Farm-to-Hospital Meals Can Help Protect Patients and the Climate

Farm-to-Hospital Meals Can Help Protect Patients and the Climate

Schettler is an advisor for health and climate organizations, and a former emergency physician. Sirois is the director of an international non-governmental organization (NGO) working to reduce the environmental footprint of healthcare.

While the media has been hyper-focused on how to address the recent avian influenza A (H5N1) outbreak in cattle, the situation also speaks to a larger story about industrialized food systems that prioritize production efficiency over animal, worker, and community health. This issue, and how to change the paradigm before it causes a crisis, has not received enough attention.

The primary problem is twofold: the heightened risk of infectious diseases and the climate impact. Firstly, the concentration of animals in large feeding operations increases the risk of infectious viruses, which can spread to other animals and humans. Farm workers are at particular risk of avian influenza because of their close contact with farm animals. While H5N1 has yet to spread to humans on a large scale during the current outbreak, the threat remains.

And secondly, animal agriculture is responsible for more than 16.5% of global greenhouse gas emissions; when outbreaks like H5N1 occur, many animals are culled whether infected or healthy, wasting resources and generating unnecessary emissions.

This should matter not only to the CDC and other government entities working to conduct research and ensure public safety around this emerging issue, but also to the healthcare sector. Healthcare systems can play an essential role in changing our food system to prevent these outbreaks in the future.

How so? Through the food that hospital cafeterias serve their patients, staff, and visitors.

It’s time for a big shift in hospital food purchasing standards.

Local Partnerships for Prevention

Many hospitals across the country are already purchasing from and supporting farmers who follow high animal welfare standards that inherently reduce the incidence and spread of disease. These same farms typically have workforce standards that provide for fair, healthy, and safe working conditions.

For example, the University of California Davis Medical Center sources almost half of its ingredients from farms and ranches within a 250-mile radius of the Sacramento Valley, and is committed to buying grass-fed meat from local ranchers. The University of Vermont Medical Center has been supporting its local farm and food system by partnering for nearly a decade with a local pasture-raised poultry farm — with a commitment to “whole chicken” practices to reduce food waste.
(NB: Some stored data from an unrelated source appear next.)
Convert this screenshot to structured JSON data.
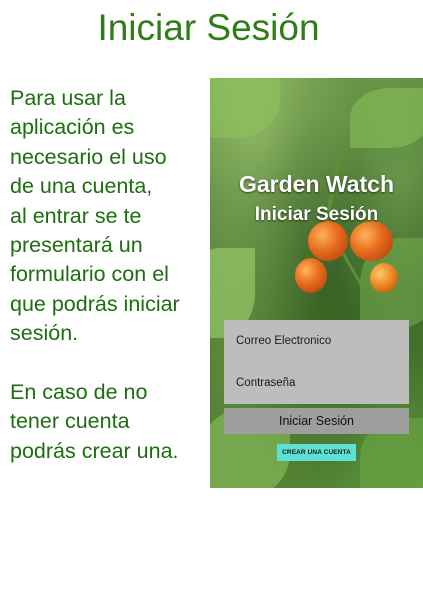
{
  "page": {
    "title": "Iniciar Sesión",
    "paragraph_1": "Para usar la\naplicación es\nnecesario el uso\nde una cuenta,\nal entrar se te\npresentará un\nformulario con el\nque podrás iniciar\nsesión.",
    "paragraph_2": "En caso de no\ntener cuenta\npodrás crear una."
  },
  "app_screen": {
    "app_name": "Garden Watch",
    "screen_title": "Iniciar Sesión",
    "email_placeholder": "Correo Electronico",
    "password_placeholder": "Contraseña",
    "login_label": "Iniciar Sesión",
    "create_account_label": "CREAR UNA CUENTA"
  },
  "colors": {
    "title_green": "#2e7d16",
    "text_green": "#1d6e10",
    "panel_gray": "#bdbdbd",
    "button_gray": "#9e9e9e",
    "create_button_cyan": "#5ee0d6"
  }
}
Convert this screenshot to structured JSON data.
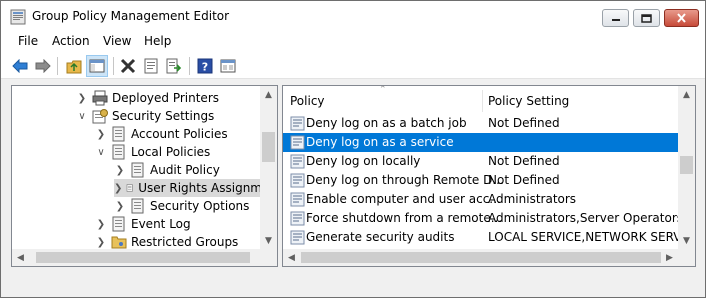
{
  "window": {
    "title": "Group Policy Management Editor"
  },
  "menu": {
    "items": [
      "File",
      "Action",
      "View",
      "Help"
    ]
  },
  "toolbar": {
    "buttons": [
      "back-icon",
      "forward-icon",
      "up-folder-icon",
      "show-hide-tree-icon",
      "delete-icon",
      "properties-icon",
      "export-list-icon",
      "help-icon",
      "extended-view-icon"
    ]
  },
  "tree": {
    "items": [
      {
        "label": "Deployed Printers",
        "icon": "printer-icon",
        "expander": "collapsed"
      },
      {
        "label": "Security Settings",
        "icon": "security-icon",
        "expander": "expanded"
      },
      {
        "label": "Account Policies",
        "icon": "policy-icon",
        "expander": "collapsed"
      },
      {
        "label": "Local Policies",
        "icon": "policy-icon",
        "expander": "expanded"
      },
      {
        "label": "Audit Policy",
        "icon": "policy-icon",
        "expander": "collapsed"
      },
      {
        "label": "User Rights Assignm",
        "icon": "policy-icon",
        "expander": "collapsed",
        "selected": true
      },
      {
        "label": "Security Options",
        "icon": "policy-icon",
        "expander": "collapsed"
      },
      {
        "label": "Event Log",
        "icon": "policy-icon",
        "expander": "collapsed"
      },
      {
        "label": "Restricted Groups",
        "icon": "folder-icon",
        "expander": "collapsed"
      }
    ]
  },
  "list": {
    "columns": [
      "Policy",
      "Policy Setting"
    ],
    "rows": [
      {
        "policy": "Deny log on as a batch job",
        "setting": "Not Defined"
      },
      {
        "policy": "Deny log on as a service",
        "setting": "",
        "selected": true
      },
      {
        "policy": "Deny log on locally",
        "setting": "Not Defined"
      },
      {
        "policy": "Deny log on through Remote D...",
        "setting": "Not Defined"
      },
      {
        "policy": "Enable computer and user acc...",
        "setting": "Administrators"
      },
      {
        "policy": "Force shutdown from a remote...",
        "setting": "Administrators,Server Operators"
      },
      {
        "policy": "Generate security audits",
        "setting": "LOCAL SERVICE,NETWORK SERVICE"
      }
    ]
  },
  "colors": {
    "selection": "#0078d7",
    "tree_selection": "#d9d9d9",
    "window_bg": "#f0f0f0"
  }
}
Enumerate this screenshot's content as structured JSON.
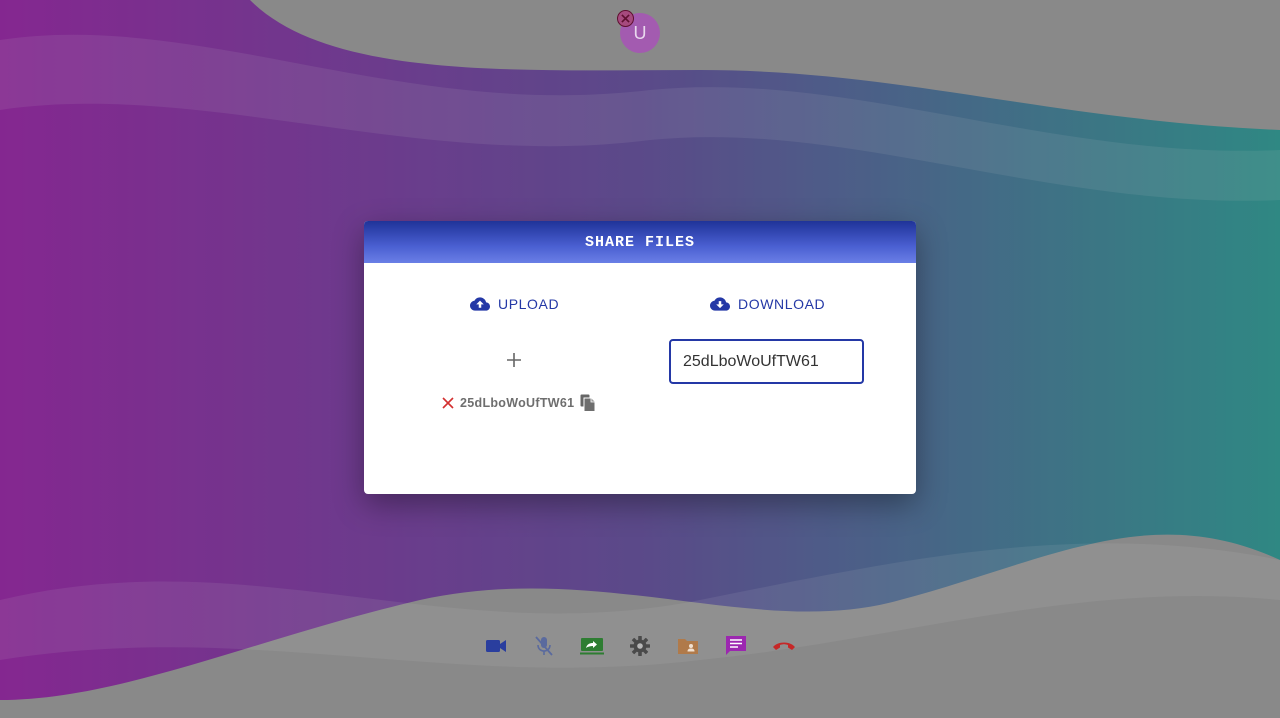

More than 120 U.S. hospitals have signed the Coolfood Pledge: a global, cross-sector initiative to reduce greenhouse gas emissions from food purchasing 25% by 2030. They are focusing on reducing purchases of animal products — often their largest food budget item — to make way for purchasing products with higher animal and worker welfare practices.

We’re encouraged by the hospitals that have made this shift to local, high-quality farms, but many have yet to do so. Every health system should make this change.

Hope for the Best, Prepare to Respond

While we are unsure at this point if the H5N1 outbreak poses a threat to public health on a large scale, hospitals and health systems should always be prepared.

Memories of how the COVID-19 pandemic overwhelmed our healthcare system are still fresh for hospitals and health systems, offering lessons for future crises. Supply chains were stretched and broken, staff overwhelmed and overworked. During the pandemic, hospitals found opportunities to shorten supply chains, build stronger regional food systems, and bolster their role as anchor institutions in the community.

New London Hospital in New Hampshire and Northern Light Blue Hill Hospital in Maine opened pop-up grocery stores for staff to provide reliable access to basic food and paper products, alleviating stress and anxiety caused by fractures in the local supply chain. Sutter Health in California began a pilot during the pandemic, donating over 65,000 pounds of food to more than 20 regional nonprofits to address growing food insecurity.

All health systems should have contingency plans in place for future crises.

Taking Steps to Protect the Planet

While hospitals across the country are innovating to create a more resilient, equitable, and climate-friendly food system through their purchasing, we’ve also seen healthcare organizations advocating for climate-friendly policies. Healthcare leaders have joined forces with other institutional sectors and advocacy groups to call for a federal strategy to leverage purchasing to create a just, healthy, resilient, and sustainable food system through the Federal Good Food Purchasing Coalition.

In the face of potential health threats, the healthcare sector must prioritize prevention over emergency response to reinforce its healing mission. By leveraging the sector’s immense purchasing power, expertise, and trusted voice, we can transform markets and influence decision-makers. Health professionals must be at the forefront of this advocacy and continue to seek solutions that safeguard the health of the communities they serve.

Ted Schettler, MD, MPH, is a science advisor for Health Care Without Harm, an international NGO working to reduce the environmental footprint of healthcare worldwide. He also serves as science director of the Science and Environmental Health Network. Schettler previously practiced emergency medicine, and has served on advisory committees of the Environmental Protection Agency and the National Academy of Sciences.

Emma Sirois, MUEP, is national director of the healthy food in healthcare program at Health Care Without Harm.

Disclosures

Health Care Without Harm has partnered with several of the organizations and institutions mentioned in the piece.